State investigators search 171 pet stores in Washington for invasive mussels
Washington Department of Fish and Wildlife investigators visited 171 pet stores in Washington over the past two weeks following reports of invasive zebra mussels being found in some products.
“I’m sick of moss balls,” Capt. Eric Anderson of the WDFW enforcement program said.
WDFW investigators worked alongside the U.S. Fish and Wildlife Service.
Invasive zebra mussels were discovered in “Betta Buddy” brand Marimo moss ball at Petcos, PetSmarts and other pet stores in Seattle, Coeur d’ Alene and nationwide at the beginning of March.
Anderson said the pet stores have been cooperative and many had voluntarily recalled the moss balls prior to WDFW officers visiting.
Stores that did have moss balls turned the product over to investigators for testing. As of Thursday, zebra mussel-infected moss balls had been found in 32 states and five Canadian providences, Anderson said. Most of the mussels found were dead, he said.
“The industry has been super responsive,” he said.
The mussels started to appear in the moss balls after a new, Ukrainian-based, moss ball supplier started selling wild-harvest moss, Anderson said.

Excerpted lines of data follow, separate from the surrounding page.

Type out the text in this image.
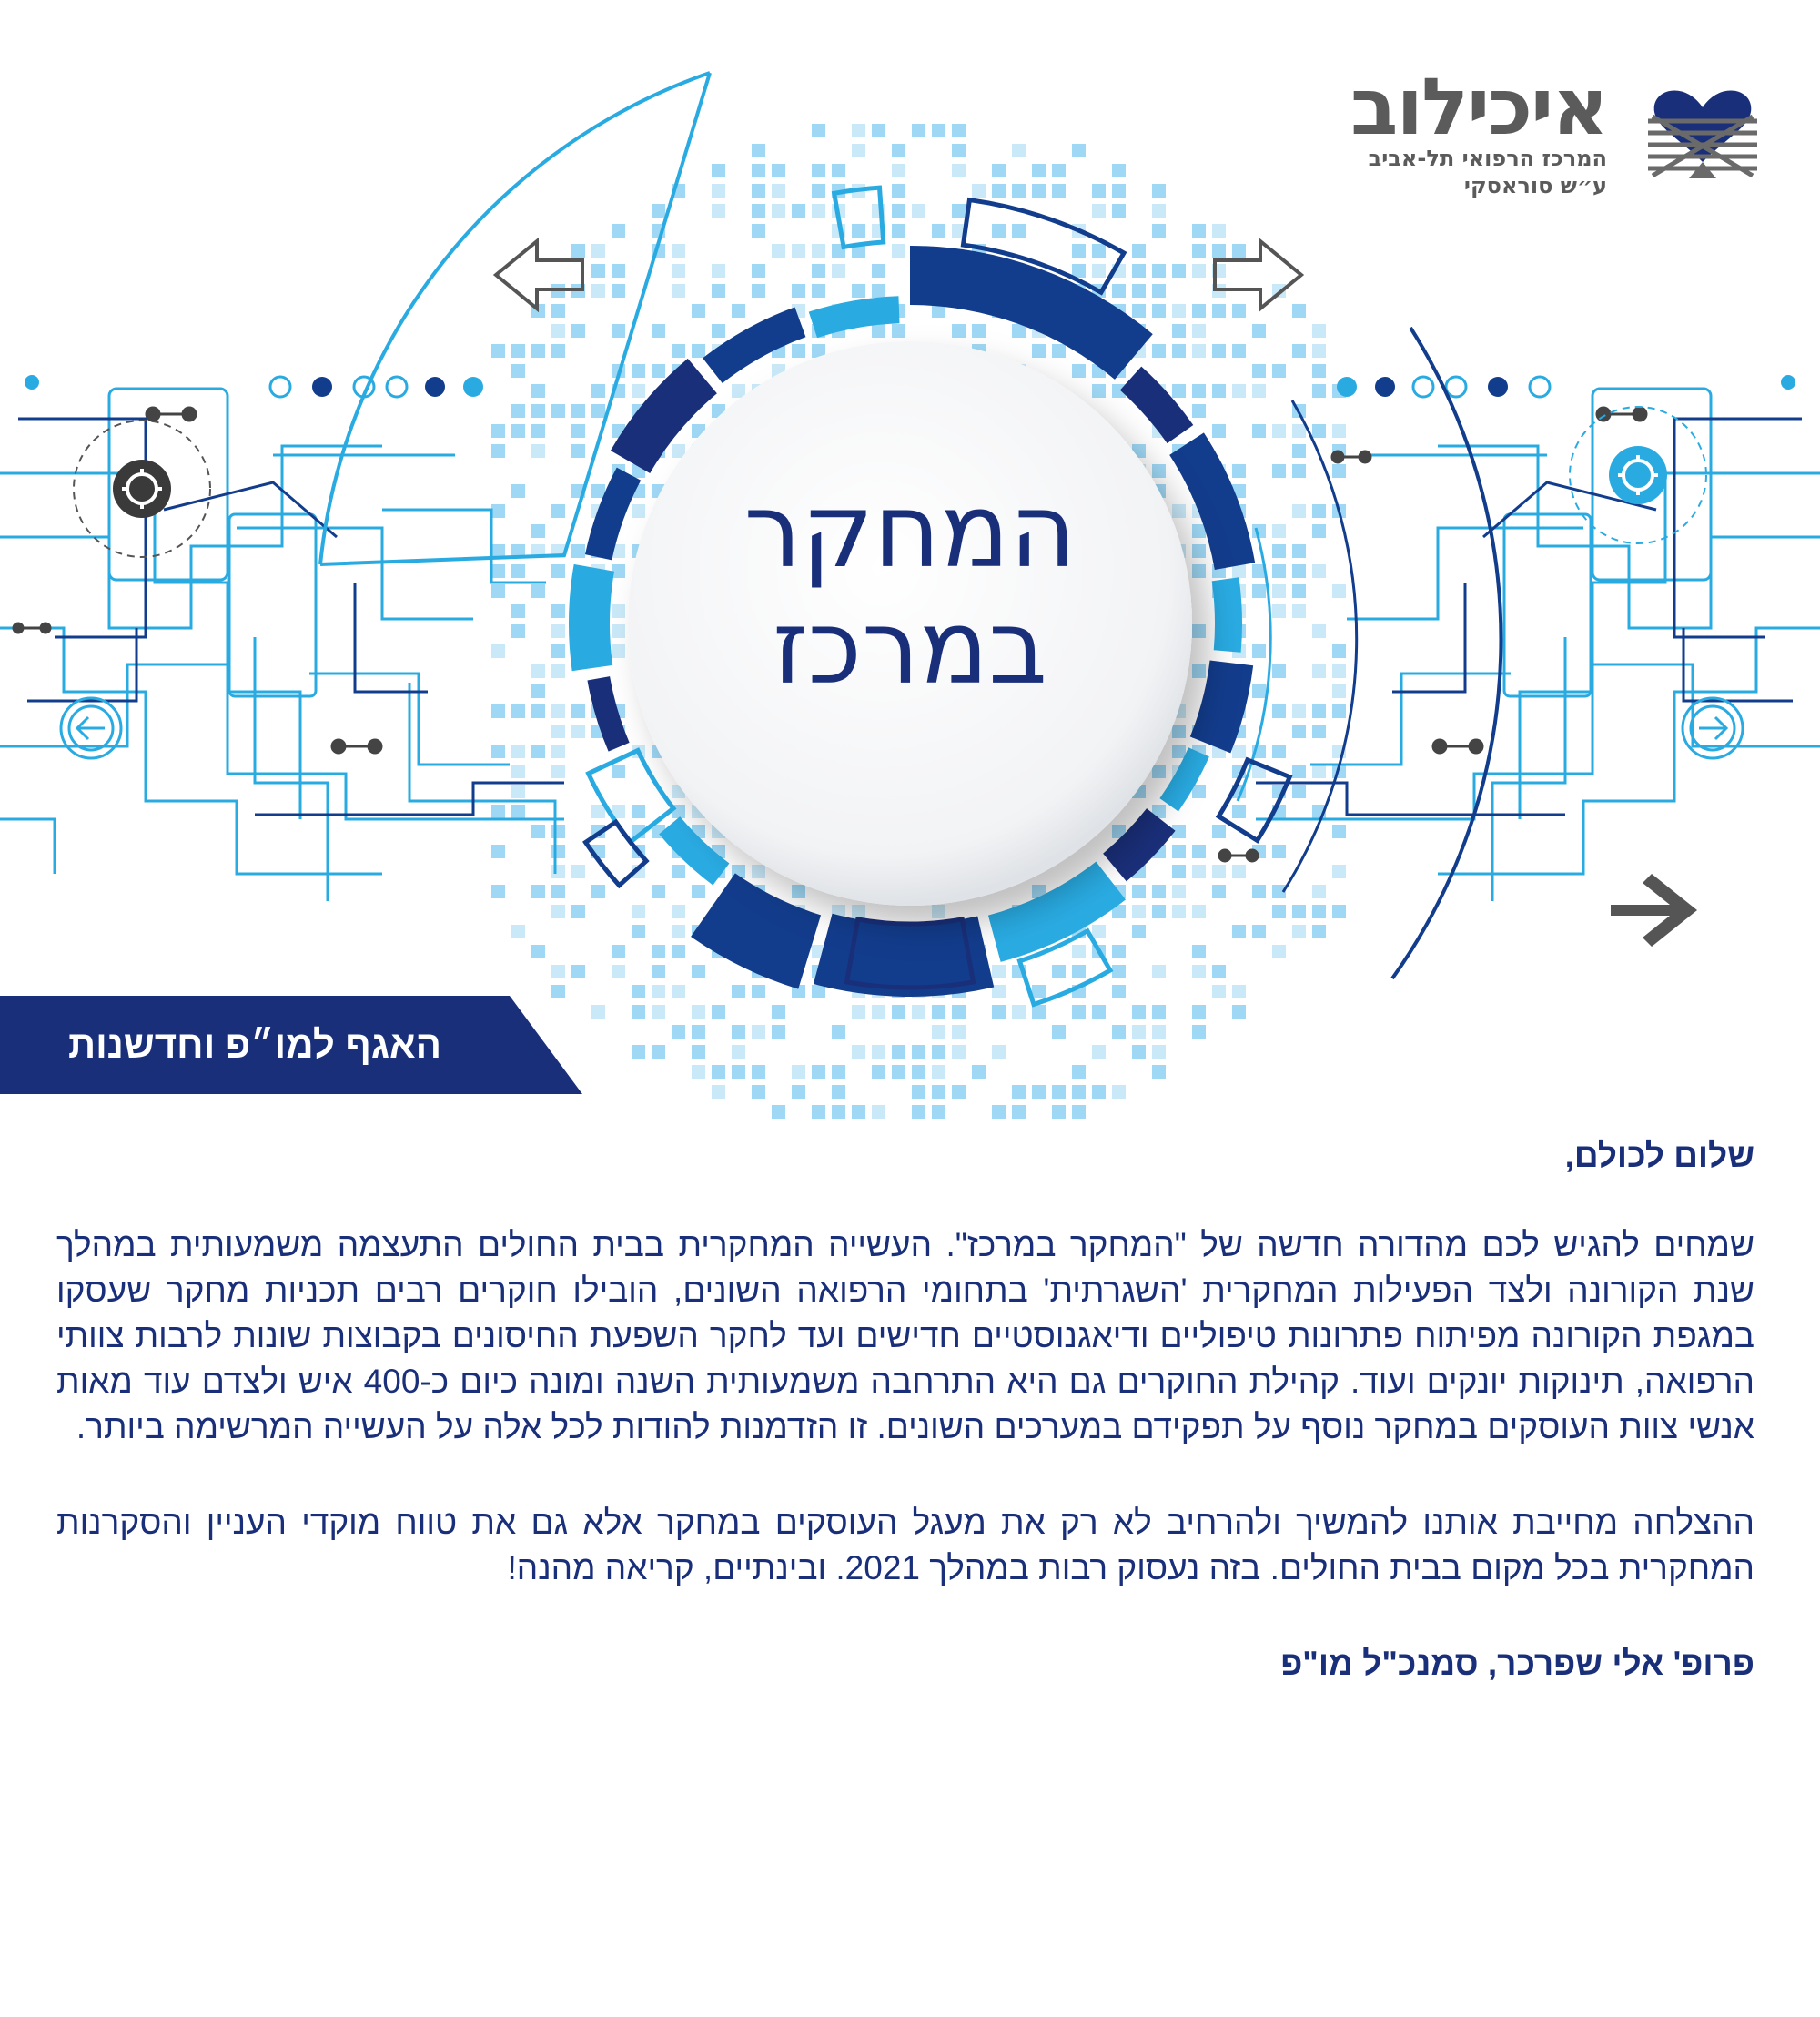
המחקר
במרכז
איכילוב
המרכז הרפואי תל-אביב
ע״ש סוראסקי
האגף למו״פ וחדשנות

שלום לכולם,

שמחים להגיש לכם מהדורה חדשה של "המחקר במרכז". העשייה המחקרית בבית החולים התעצמה משמעותית במהלך שנת הקורונה ולצד הפעילות המחקרית 'השגרתית' בתחומי הרפואה השונים, הובילו חוקרים רבים תכניות מחקר שעסקו במגפת הקורונה מפיתוח פתרונות טיפוליים ודיאגנוסטיים חדישים ועד לחקר השפעת החיסונים בקבוצות שונות לרבות צוותי הרפואה, תינוקות יונקים ועוד. קהילת החוקרים גם היא התרחבה משמעותית השנה ומונה כיום כ-400 איש ולצדם עוד מאות אנשי צוות העוסקים במחקר נוסף על תפקידם במערכים השונים. זו הזדמנות להודות לכל אלה על העשייה המרשימה ביותר.

ההצלחה מחייבת אותנו להמשיך ולהרחיב לא רק את מעגל העוסקים במחקר אלא גם את טווח מוקדי העניין והסקרנות המחקרית בכל מקום בבית החולים. בזה נעסוק רבות במהלך 2021. ובינתיים, קריאה מהנה!

פרופ' אלי שפרכר, סמנכ"ל מו"פ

Zebra mussels originate in the Caspian Sea. They were introduced into the Great Lakes sometime in the late 1980s via ballast water in transport ships. Within five years, they’d colonized the Great Lakes and the Mississippi River. The mussels clog facilities and choke out native vegetation and wildlife.
They have not been found in Washington, Idaho or Oregon waters. Increased boat inspections at state boarders are aimed at stopping the spread of the mussels, which it’s estimated could cost between $10 and $25 million per hydroelectric facility per year in the Columbia River system.